We’ll write more about that war soon, but for now back to RMT.

The issue generated so much pressure, that CCP issued a permanent ban against both the IWantISK site operators and against all forms of gambling in EVE Online.

CCP continues to crack down on all forms of RMT, banning thousand of accounts each month for selling ISK and assets. The security teams has also began major pushback against all manner of bots in the game, driving up the average price of black market ISK by more than 30% on average. This banwaves are having a major impact on the bottom line of RMT operations, driving up the price of ISK for the end-user, and that’s a good thing. In short, as the “hazard discount” goes down and the price of black market ISK is less appealing, more people will be pushed toward buying PLEX directly from CCP instead.

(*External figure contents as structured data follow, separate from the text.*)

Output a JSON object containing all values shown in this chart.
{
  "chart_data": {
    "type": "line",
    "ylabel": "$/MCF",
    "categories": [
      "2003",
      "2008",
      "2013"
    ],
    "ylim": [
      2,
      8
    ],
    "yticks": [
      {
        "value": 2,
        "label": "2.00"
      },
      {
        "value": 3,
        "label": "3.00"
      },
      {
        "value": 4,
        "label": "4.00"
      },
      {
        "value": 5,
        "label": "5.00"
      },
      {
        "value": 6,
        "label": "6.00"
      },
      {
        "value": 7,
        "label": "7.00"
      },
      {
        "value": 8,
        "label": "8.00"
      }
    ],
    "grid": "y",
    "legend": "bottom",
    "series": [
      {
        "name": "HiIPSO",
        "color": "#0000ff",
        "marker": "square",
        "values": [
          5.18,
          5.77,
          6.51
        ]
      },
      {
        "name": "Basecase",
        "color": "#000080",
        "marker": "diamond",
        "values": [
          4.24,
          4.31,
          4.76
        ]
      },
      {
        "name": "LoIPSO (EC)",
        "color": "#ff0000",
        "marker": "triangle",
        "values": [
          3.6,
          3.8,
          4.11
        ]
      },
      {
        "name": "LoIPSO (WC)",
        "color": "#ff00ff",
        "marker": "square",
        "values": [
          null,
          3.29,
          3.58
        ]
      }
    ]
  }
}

And while it’s true that no online casino has ever started a war in a video game, there’s a lot to digest about what RMT caused the course of history that’s played out in EVE.

EVE players are a bloodthirsty bunch, and the general mantra that’s common among many players is a thirst for “content”, or more accurately the chance to blow up lots of spaceships. On the surface, this might make it seem like IWISK and RMT in EVE are a good thing, because the positive cashflow helps players stay in the game longer and spend more ISK. But that doesn’t outweigh the negative reality of such practices.

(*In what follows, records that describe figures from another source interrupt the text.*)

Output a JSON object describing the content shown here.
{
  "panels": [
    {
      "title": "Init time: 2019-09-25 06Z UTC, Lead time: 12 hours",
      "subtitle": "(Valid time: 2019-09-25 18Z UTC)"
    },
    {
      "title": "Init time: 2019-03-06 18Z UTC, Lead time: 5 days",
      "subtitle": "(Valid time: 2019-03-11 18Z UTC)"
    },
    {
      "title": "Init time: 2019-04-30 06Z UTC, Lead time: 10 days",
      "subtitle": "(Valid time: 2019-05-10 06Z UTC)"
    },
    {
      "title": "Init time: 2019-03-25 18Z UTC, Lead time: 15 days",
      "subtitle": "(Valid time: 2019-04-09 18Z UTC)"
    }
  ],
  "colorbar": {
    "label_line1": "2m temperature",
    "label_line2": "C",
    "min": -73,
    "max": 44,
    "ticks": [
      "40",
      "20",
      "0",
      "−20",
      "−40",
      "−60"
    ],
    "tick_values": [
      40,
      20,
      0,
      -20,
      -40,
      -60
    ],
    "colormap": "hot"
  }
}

RMT is poisonous to any game it touches. It causes massive inflation in the in-game economy, and can even turn away new players as botters and currency peddlers poison the in-game communications and external community with ads and other garbage. So why was it allowed for so long? That’s hard to say, CCP has never really explained, beyond the obvious RMT, what caused the IWISK shutdown. We don’t know whether it was just general player disenfranchisement, regulatory pressure or their own insights into what RMT was doing to the game. But all in all, it turned out for the best.

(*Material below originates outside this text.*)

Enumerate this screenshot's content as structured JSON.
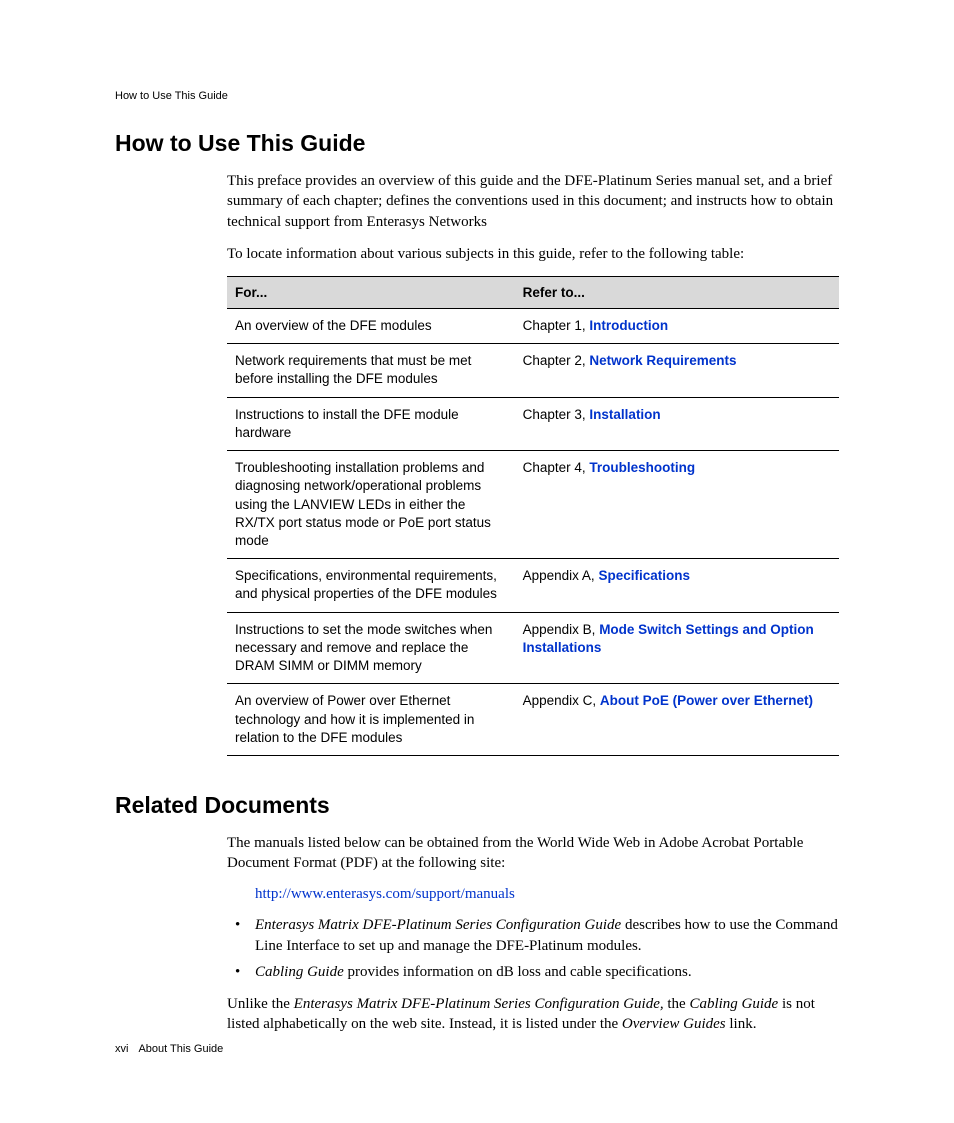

Now you might be wondering why this conclusion of RMT being bad for the in-game economy is valid, or why it matters. There have been mlitple academic attempts at explaining the RMT phenomenon and examining it’s influence on games. Dr. Edward Castronova of Indiana University penned a paper that came to the conclusion that RMT is bad for games. And this is just one example. And the underlying argumentation about RMT granting an advantage translates to more than just video games. As Dr. Castronova explains:

There is, however, a failure in the RMT market, because some welfare effects of the trade fall on others. To see this clearly, imagine playing a game like Monopoly where two of the other players engage in a side deal using their real dollars. Player A is losing to Player C, but owns Park Place. Player B is also losing but owns Boardwalk. A pays B $US50 for Boardwalk; with this monopoly, A wins the game. Doubtless, A and B are better off – A now wins the game, and B, who was losing anyway, has $US50. Yet players C and D, who were not party to the transaction, are worse off. First, Player C would have won had the trade not happened. Second, and both C and D experienced a degradation in the nature of the game itself; it became less fun. This loss of fun, more broadly, can be seen as an externally-imposed disturbance of the game, a perturbation away from the gameplay as intended by the designers. The costs are borne both by users, who get less utility from the product, and by the designers, who realize fewer revenues from the sales of games. In this, RMT is like a pollution of a service that the designers are attempting to provide to their customers. Such uncompensated interdependencies can be clearly recognized as market failures potentially worthy of some sort of policy response.”

So even if all the RMT and other illicit activities like gambling in games were to disappear, like what happened with gambling in EVE Online, the operators would just shift to a new market or racket. And the forever war against their influence in MMORPGs would continue further down the line.